Girvan
Added on Thursday, February 7th, 2008 by Carole Nash Editor

The South West corner of Scotland is one of the country’s best kept tourism secrets. That’s mainly because so many visitors head like lemmings for the Highlands and Islands, ignoring the lush Galloway hills, ever-changing Solway coast and the rolling farmland of Ayrshire.
If your kind of biking fun means empty roads, friendly accommodation and sleepy little towns, this part of the world could be two-wheeled paradise.
The Route
Girvan - Newton Stewart - Stranraer - Girvan
Our starting point is the small coastal resort of Girvan, in Ayrshire. The town makes a handy base for a long weekend’s exploration of the region if you fancy it, which is highly recommended, as it will take a day’s travel to get here from almost anywhere in England or Wales. Great views of Ailsa Craig and the Isle of Arran in the distance at Girvan by the way.
Take the A714 for Newton Stewart at the roundabout located at the Southerly end of the town, which rapidly rises into the hills, featuring some very tight twisty bends. Many are blind, with roaming livestock a distinct possibility, so be careful. Slow down a bit at the village of Barrhill and if you fancy a scenic detour take the B7027.
If not, stick to the A714 as it flicks across deserted patches of moorland and dives through the edge of the Galloway forest for the next 20 odd miles. You need to be on the lookout for slow moving agricultural and forestry vehicles, plus wildlife of all shapes and sizes, including deer. It’s also a road with a terrifically variable surface - from billiard table smooth to virtual Moto X track.

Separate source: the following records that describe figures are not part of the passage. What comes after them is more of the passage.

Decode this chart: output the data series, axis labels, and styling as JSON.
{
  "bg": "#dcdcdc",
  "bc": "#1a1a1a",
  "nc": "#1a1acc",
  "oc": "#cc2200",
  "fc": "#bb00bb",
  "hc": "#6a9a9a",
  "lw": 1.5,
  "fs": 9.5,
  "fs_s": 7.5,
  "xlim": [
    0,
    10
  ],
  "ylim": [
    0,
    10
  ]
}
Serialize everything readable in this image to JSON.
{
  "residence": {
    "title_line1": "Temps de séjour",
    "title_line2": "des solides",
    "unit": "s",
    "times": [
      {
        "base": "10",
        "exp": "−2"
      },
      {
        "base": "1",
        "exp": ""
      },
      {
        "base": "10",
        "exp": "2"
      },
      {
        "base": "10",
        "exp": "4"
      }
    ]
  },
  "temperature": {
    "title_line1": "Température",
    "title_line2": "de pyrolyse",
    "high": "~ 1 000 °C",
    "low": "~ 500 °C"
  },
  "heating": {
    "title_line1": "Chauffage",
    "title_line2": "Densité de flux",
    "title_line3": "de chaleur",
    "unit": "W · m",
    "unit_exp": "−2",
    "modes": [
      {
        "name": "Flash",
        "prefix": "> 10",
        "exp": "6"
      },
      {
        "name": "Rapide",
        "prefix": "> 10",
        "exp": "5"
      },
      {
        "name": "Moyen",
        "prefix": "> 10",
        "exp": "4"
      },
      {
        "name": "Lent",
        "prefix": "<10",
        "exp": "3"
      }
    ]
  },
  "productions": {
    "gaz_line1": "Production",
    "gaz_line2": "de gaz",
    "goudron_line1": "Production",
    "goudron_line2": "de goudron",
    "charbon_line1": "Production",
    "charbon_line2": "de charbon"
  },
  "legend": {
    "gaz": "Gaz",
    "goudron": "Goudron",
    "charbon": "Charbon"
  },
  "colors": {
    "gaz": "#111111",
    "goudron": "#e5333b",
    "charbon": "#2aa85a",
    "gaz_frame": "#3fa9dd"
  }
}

Stop at Newton Stewart if you need a breather, then pick up the main A75 for a blast along to Stranraer. This road does get some HGV and ferry traffic, but if you’re from anywhere South of Preston, you’ll appreciate the sheer space and emptiness of this smooth tarmac. Watch out for mobile speed traps though…
Stranraer has plenty of cafes, shops and two ferry terminals to tempt the casual visitor, but if you have the time, head along the A77 to Portpatrick - a glimpse of a vanished Scotland, real picture postcard stuff.
After a breather, pick up the awesome A77 Northbound, which is signed for Cairnryan and Ayr out of Stranraer. You need to keep your speed down at first passing through 30mph and 40mph villages, but after a few miles it opens out into one of the all time great biking roads. The sea to your left, the hills on your right and precious little traffic in front…magical.
The A77 breaks away from hugging the coastline for a few miles, rising and falling through hills and forests, with some incredible twisty sections to challenge sportbike fans. Be warned, Giormost are fast sweepers, but occasionally, the A77 throws a 90 degree pearler at you - usually with a blind corner entry - so don’t set yourself too steep a learning curve.
The final section from Ballantrae to Girvan is the most fun you can have on two wheels, as it dips and dives along the rocky coastline. Slow down for the villages en route, because many tourists are prone to stopping with very little warning to take pictures, buy stamps, or just pull over to fall asleep for a while. The long, snaking drop into Girvan offers fantastic views as you slow down from the ride, with the Southern car park having a handy beach-front kiosk for a brew and a snack.
Time to sit on the beach for a while with a zen-like expression of dopey happiness on your face. Yep, biking really should be this good every day…
Speed Traps
No Gatso cameras spotted on the route at the time of writing (August 2000) but regular speed traps with VASCAR equipped patrol cars, plus hand-held radar traps reported by local bikers on the A75, particularly near Stranraer. Many sections of open, near deserted roads, make it easy for the law to spot you, a long, long time before you see them hiding in lay-bys, farm tracks etc. Remember the speed limit on A roads is 60mph, not 70mph…
Biker Beds
The area is packed with farmhouse Bed and Breakfast, small guest houses etc. Mostly, people turn up on spec, but if you are looking to book in advance - which is recommended in high season (June-July-August) contact the Scottish Tourist Board where you will find a large accommodation section.
If you have a fortnight to spare, the South West of Scotland makes a convenient jumping off point for a trip across to Northern Ireland too, with daily ferry sailings, including the new, much faster, Sea-Cat service.
Pitstops
Bar Pazzerello in Stranraer is a cafe/nightclub, which - bravely - offers half price drinks on Friday nights. Sounds lively, but if you prefer a quieter snack, try the Arkhouse Inn on Church Street, Stranraer, or even the amusingly named Passage To India, on Hanover Street.
Girvan’s South Beach car park, which is the start/finish point on this triangular route, also has a very respectable snack bar on the seafront and Stranraer has a couple of chippies which are renowned for fresh fish and healthy portions of the old potato product. Nice.